Backwards Pass Gradient Calculation for Part of a Layer

flarelink · June 26, 2019, 10:35pm

Hello all,

I’m currently met with a problem that I’m unsure of how to perform. In the backwards pass for PyTorch, the gradients are calculated to update the weights of each layer.

However, let’s say I take a layer and set part of the weights to a fixed-random value, by setting requires_grad = False, while leaving the rest of a layer to be trained, by leaving requires_grad = True, I can see that the values of the random weights aren’t changed throughout training and the trained weights are. Let’s call this network A. Similarly, if I had the same network with the same random seed but all weights are set to requires_grad = True, I would have all the weights tuned. Let’s call this network B.

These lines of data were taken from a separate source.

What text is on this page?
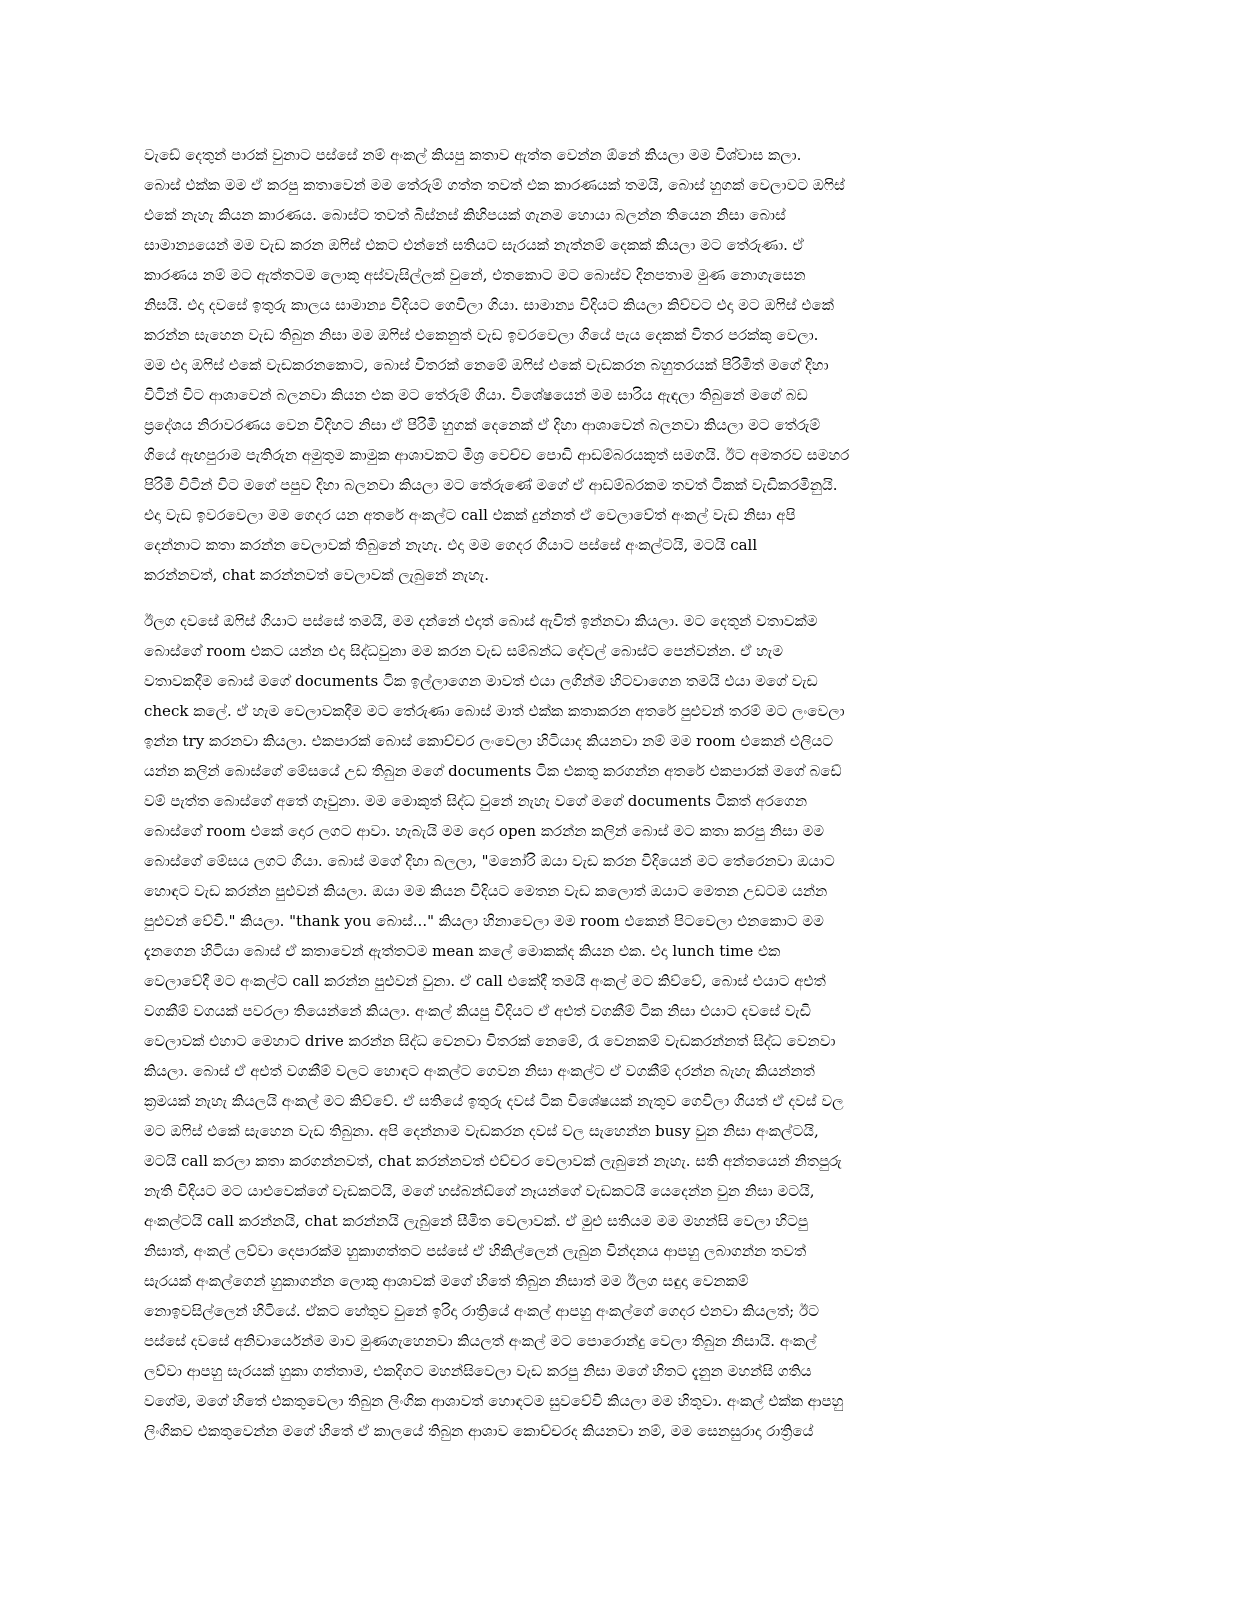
වැඩේ දෙතුන් පාරක් වුනාට පස්සේ නම් අංකල් කියපු කතාව ඇත්ත වෙන්න ඕනේ කියලා මම විශ්වාස කලා.
බොස් එක්ක මම ඒ කරපු කතාවෙන් මම තේරුම් ගත්ත තවත් එක කාරණයක් තමයි, බොස් හුගක් වෙලාවට ඔෆිස්
එකේ නැහැ කියන කාරණය. බොස්ට තවත් බිස්නස් කිහිපයක් ගැනම හොයා බලන්න තියෙන නිසා බොස්
සාමාන්‍යයෙන් මම වැඩ කරන ඔෆිස් එකට එන්නේ සතියට සැරයක් නැත්නම් දෙකක් කියලා මට තේරුණා. ඒ
කාරණය නම් මට ඇත්තටම ලොකු අස්වැසිල්ලක් වුනේ, එතකොට මට බොස්ව දිනපතාම මුණ නොගැසෙන
නිසයි. එදා දවසේ ඉතුරු කාලය සාමාන්‍ය විදියට ගෙවිලා ගියා. සාමාන්‍ය විදියට කියලා කිව්වට එදා මට ඔෆිස් එකේ
කරන්න සැහෙන වැඩ තිබුන නිසා මම ඔෆිස් එකෙනුත් වැඩ ඉවරවෙලා ගියේ පැය දෙකක් විතර පරක්කු වෙලා.
මම එදා ඔෆිස් එකේ වැඩකරනකොට, බොස් විතරක් නෙමේ ඔෆිස් එකේ වැඩකරන බහුතරයක් පිරිමිත් මගේ දිහා
විටින් විට ආශාවෙන් බලනවා කියන එක මට තේරුම් ගියා. විශේෂයෙන් මම සාරිය ඇඳලා තිබුනේ මගේ බඩ
ප්‍රදේශය නිරාවරණය වෙන විදිහට නිසා ඒ පිරිමි හුගක් දෙනෙක් ඒ දිහා ආශාවෙන් බලනවා කියලා මට තේරුම්
ගියේ ඇඟපුරාම පැතිරුන අමුතුම කාමුක ආශාවකට මිශ්‍ර වෙච්ච පොඩි ආඩම්බරයකුත් සමගයි. ඊට අමතරව සමහර
පිරිමි විටින් විට මගේ පපුව දිහා බලනවා කියලා මට තේරුණේ මගේ ඒ ආඩම්බරකම තවත් ටිකක් වැඩිකරමිනුයි.
එදා වැඩ ඉවරවෙලා මම ගෙදර යන අතරේ අංකල්ට call එකක් දුන්නත් ඒ වෙලාවේත් අංකල් වැඩ නිසා අපි
දෙන්නාට කතා කරන්න වෙලාවක් තිබුනේ නැහැ. එදා මම ගෙදර ගියාට පස්සේ අංකල්ටයි, මටයි call
කරන්නවත්, chat කරන්නවත් වෙලාවක් ලැබුනේ නැහැ.
ඊලග දවසේ ඔෆිස් ගියාට පස්සේ තමයි, මම දන්නේ එදාත් බොස් ඇවිත් ඉන්නවා කියලා. මට දෙතුන් වතාවක්ම
බොස්ගේ room එකට යන්න එදා සිද්ධවුනා මම කරන වැඩ සම්බන්ධ දේවල් බොස්ට පෙන්වන්න. ඒ හැම
වතාවකදීම බොස් මගේ documents ටික ඉල්ලාගෙන මාවත් එයා ලගින්ම හිටවාගෙන තමයි එයා මගේ වැඩ
check කලේ. ඒ හැම වෙලාවකදීම මට තේරුණා බොස් මාත් එක්ක කතාකරන අතරේ පුළුවන් තරම් මට ලංවෙලා
ඉන්න try කරනවා කියලා. එකපාරක් බොස් කොච්චර ලංවෙලා හිටියාද කියනවා නම් මම room එකෙන් එලියට
යන්න කලින් බොස්ගේ මේසයේ උඩ තිබුන මගේ documents ටික එකතු කරගන්න අතරේ එකපාරක් මගේ බඩේ
වම් පැත්ත බොස්ගේ අතේ ගෑවුනා. මම මොකුත් සිද්ධ වුනේ නැහැ වගේ මගේ documents ටිකත් අරගෙන
බොස්ගේ room එකේ දොර ලගට ආවා. හැබැයි මම දොර open කරන්න කලින් බොස් මට කතා කරපු නිසා මම
බොස්ගේ මේසය ලගට ගියා. බොස් මගේ දිහා බලලා, "මනෝරි ඔයා වැඩ කරන විදියෙන් මට තේරෙනවා ඔයාට
හොඳට වැඩ කරන්න පුළුවන් කියලා. ඔයා මම කියන විදියට මෙතන වැඩ කලොත් ඔයාට මෙතන උඩටම යන්න
පුළුවන් වේවි." කියලා. "thank you බොස්..." කියලා හිනාවෙලා මම room එකෙන් පිටවෙලා එනකොට මම
දැනගෙන හිටියා බොස් ඒ කතාවෙන් ඇත්තටම mean කලේ මොකක්ද කියන එක. එදා lunch time එක
වෙලාවේදී මට අංකල්ට call කරන්න පුළුවන් වුනා. ඒ call එකේදී තමයි අංකල් මට කිව්වේ, බොස් එයාට අළුත්
වගකීම් වගයක් පවරලා තියෙන්නේ කියලා. අංකල් කියපු විදියට ඒ අළුත් වගකීම් ටික නිසා එයාට දවසේ වැඩි
වෙලාවක් එහාට මෙහාට drive කරන්න සිද්ධ වෙනවා විතරක් නෙමේ, රෑ වෙනකම් වැඩකරන්නත් සිද්ධ වෙනවා
කියලා. බොස් ඒ අළුත් වගකීම් වලට හොඳට අංකල්ට ගෙවන නිසා අංකල්ට ඒ වගකීම් දරන්න බැහැ කියන්නත්
ක්‍රමයක් නැහැ කියලයි අංකල් මට කිව්වේ. ඒ සතියේ ඉතුරු දවස් ටික විශේෂයක් නැතුව ගෙවිලා ගියත් ඒ දවස් වල
මට ඔෆිස් එකේ සැහෙන වැඩ තිබුනා. අපි දෙන්නාම වැඩකරන දවස් වල සැහෙන්න busy වුන නිසා අංකල්ටයි,
මටයි call කරලා කතා කරගන්නවත්, chat කරන්නවත් එච්චර වෙලාවක් ලැබුනේ නැහැ. සති අන්තයෙන් නිතපුරු
නැති විදියට මට යාළුවෙක්ගේ වැඩකටයි, මගේ හස්බන්ඩ්ගේ නෑයන්ගේ වැඩකටයි යෙදෙන්න වුන නිසා මටයි,
අංකල්ටයි call කරන්නයි, chat කරන්නයි ලැබුනේ සීමිත වෙලාවක්. ඒ මුළු සතියම මම මහන්සි වෙලා හිටපු
නිසාත්, අංකල් ලව්වා දෙපාරක්ම හුකාගත්තට පස්සේ ඒ හිකිල්ලෙන් ලැබුන වින්දනය ආපහු ලබාගන්න තවත්
සැරයක් අංකල්ගෙන් හුකාගන්න ලොකු ආශාවක් මගේ හිතේ තිබුන නිසාත් මම ඊලග සඳුදා වෙනකම්
නොඉවසිල්ලෙන් හිටියේ. ඒකට හේතුව වුනේ ඉරිදා රාත්‍රියේ අංකල් ආපහු අංකල්ගේ ගෙදර එනවා කියලත්; ඊට
පස්සේ දවසේ අනිවාර්යෙන්ම මාව මුණගැහෙනවා කියලත් අංකල් මට පොරොන්දු වෙලා තිබුන නිසායි. අංකල්
ලව්වා ආපහු සැරයක් හුකා ගත්තාම, එකදිගට මහන්සිවෙලා වැඩ කරපු නිසා මගේ හිතට දැනුන මහන්සි ගතිය
වගේම, මගේ හිතේ එකතුවෙලා තිබුන ලිංගික ආශාවත් හොඳටම සුවවේවි කියලා මම හිතුවා. අංකල් එක්ක ආපහු
ලිංගිකව එකතුවෙන්න මගේ හිතේ ඒ කාලයේ තිබුන ආශාව කොච්චරද කියනවා නම්, මම සෙනසුරාදා රාත්‍රියේ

I’ve confirmed that in both networks A and B the trained weights would be equivalent. This would mean that the network is looking at all of the weights to update its gradients and then the values of the trained weights.
What I would like to do is have the trained weights only calculate the gradients relative to the weights that have requires_grad=True and have it ignore all the requires_grad=False weight so they don’t influence the gradient calculation. Is there a method to do this in PyTorch?

Please let me know if I can help to clarify what I would like to have done. It’s a little confusing, but in short I want to leave a part of a network set to random weights to still extract features while only having the trained weights perform calculations with respect to only the trained weights, not all weights which would include random and trained.